In 1950, Crain starred opposite Myrna Loy and Clifton Webb in Cheaper by the Dozen. Next, Crain paired up with Cary Grant, for the Joseph L. Mankiewicz production of People Will Talk (1951). Crain was again teamed with Loy in Belles on Their Toes (1952), the sequel to Cheaper by the Dozen.
While still at Fox, Crain gave an excellent performance as a young wife quickly losing her mind amidst high seas intrigue in Dangerous Crossing, co-starring Michael Rennie. Crain then starred in a string of pictures for Universal Pictures, including notable pairings with Kirk Douglas, such as Man Without a Star (1955).
Also in 1955, Crain also showed off her lively dancing abilities in Gentlemen Marry Brunettes, co-starring Jane Russell, Alan Young, and Rudy Vallee. The production was filmed on location in Paris and Crain's singing in the film was dubbed, as was customary. The film was based on the Anita Loos novel that was a sequel to her acclaimed Gentlemen Prefer Blondes. Gentlemen Marry Brunettes was popular throughout Europe at the time and was released in France as A Paris Pour les Quatre ("To Paris For The Four"), and in Belgium as Cevieren Te Parijs. Later in the 1950s, Crain, Russell, and another actress teamed up for a short-lived singing and dancing lounge act at one of the hotels on the Las Vegas Strip.
In 1956, Crain starred opposite Glenn Ford, Russ Tamblyn, and Broderick Crawford in the compelling Western, The Fastest Gun Alive. The film was directed by Russell Rouse. In 1957, she was a socialite who helps a crushed singer (Frank Sinatra) redeem himself in The Joker Is Wild.
In 1959, Crain appeared in a prestigious CBS Television special production of Meet Me in St. Louis. Also starring in the broadcast were Myrna Loy, Walter Pidgeon, Jane Powell, and Ed Wynn. However, top billing on the program went to co-star Tab Hunter.
Film roles became fewer in the 1960s as Crain went into semi-retirement. Crain was captivating as Nefertiti in the Italian production of Queen of the Nile (1961) with Edmund Purdom and Vincent Price. During this period Crain did a stint as one of the What's My Line? Mystery Guests on the popular Sunday night CBS-TV program. She also starred again with Dana Andrews in Hot Rods To Hell (1967). Crain's last film role was in Skyjacked (1972).
As a lifelong devout Roman Catholic, Jeanne Crain Brinkman and her husband Paul remained married, though they lived separately in Santa Barbara, California, until Brinkman's death in October 2003. Crain died a few months later and it was later confirmed that the cause was a heart attack. Crain's funeral Mass was held at the Old Santa Barbara Mission. Crain is buried in the Brinkman family plot at Santa Barbara Cemetery. The couple outlived two of their children. The Brinkmans were survived by five adult children, including Paul Brinkman Jr., a successful television executive, most known for his work on CBS TV's JAG. Crain was also survived by many grandchildren, nieces, and nephews.

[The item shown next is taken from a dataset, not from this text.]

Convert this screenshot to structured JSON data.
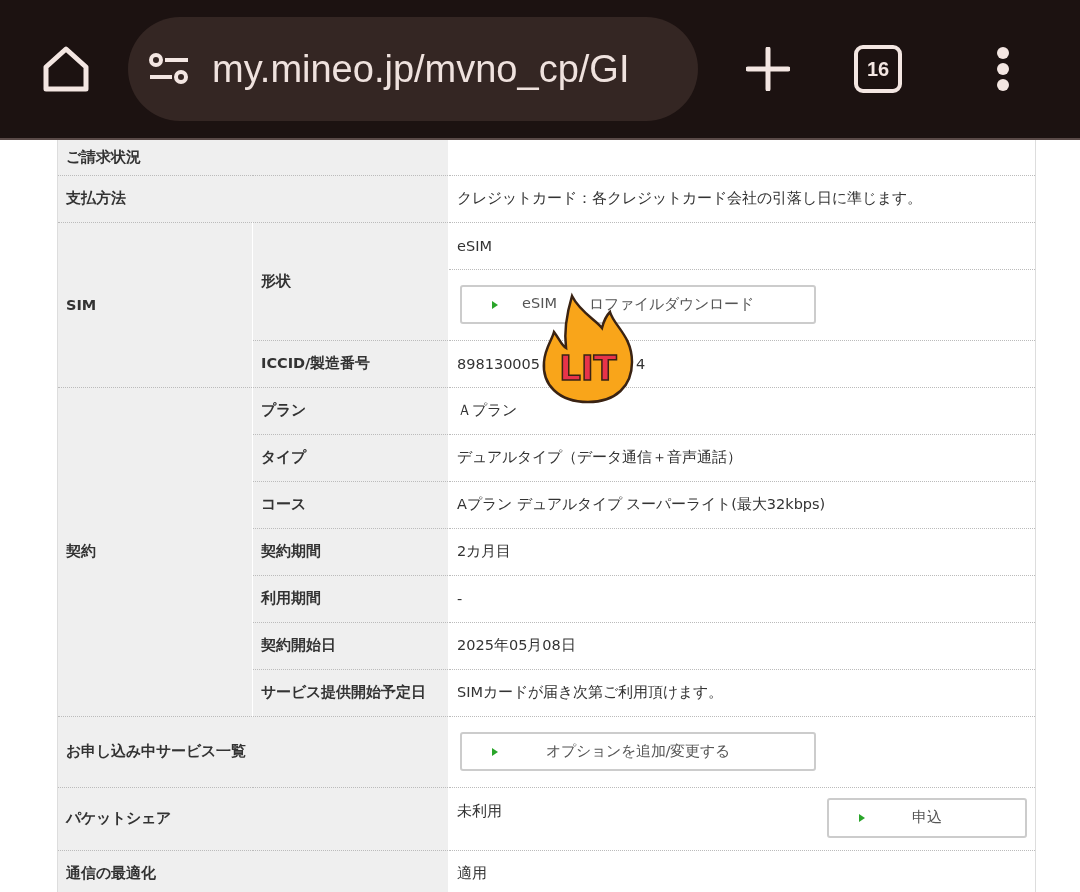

Crain's eldest granddaughter, actress and singer/songwriter Bret Crain, set up a website dedicated to Crain's memory: jeannecrain.org. On the website one can read about Bret's fond memories of her grandmother. Bret Crain can be seen being interviewed on the upcoming DVD release of Jeanne Crain's "Dangerous Crossing."
Crain's career is fully documented by an extraordinary collection of memorabilia about her assembled by the late Charles J. Finlay (longtime publicist at 20th Century Fox). The Jeanne Crain collection resides perpetually at the Wesleyan University Cinema Archives in Middletown, Connecticut. These archives also hold the papers of Frank Capra, Ingrid Bergman, Clint Eastwood, and others.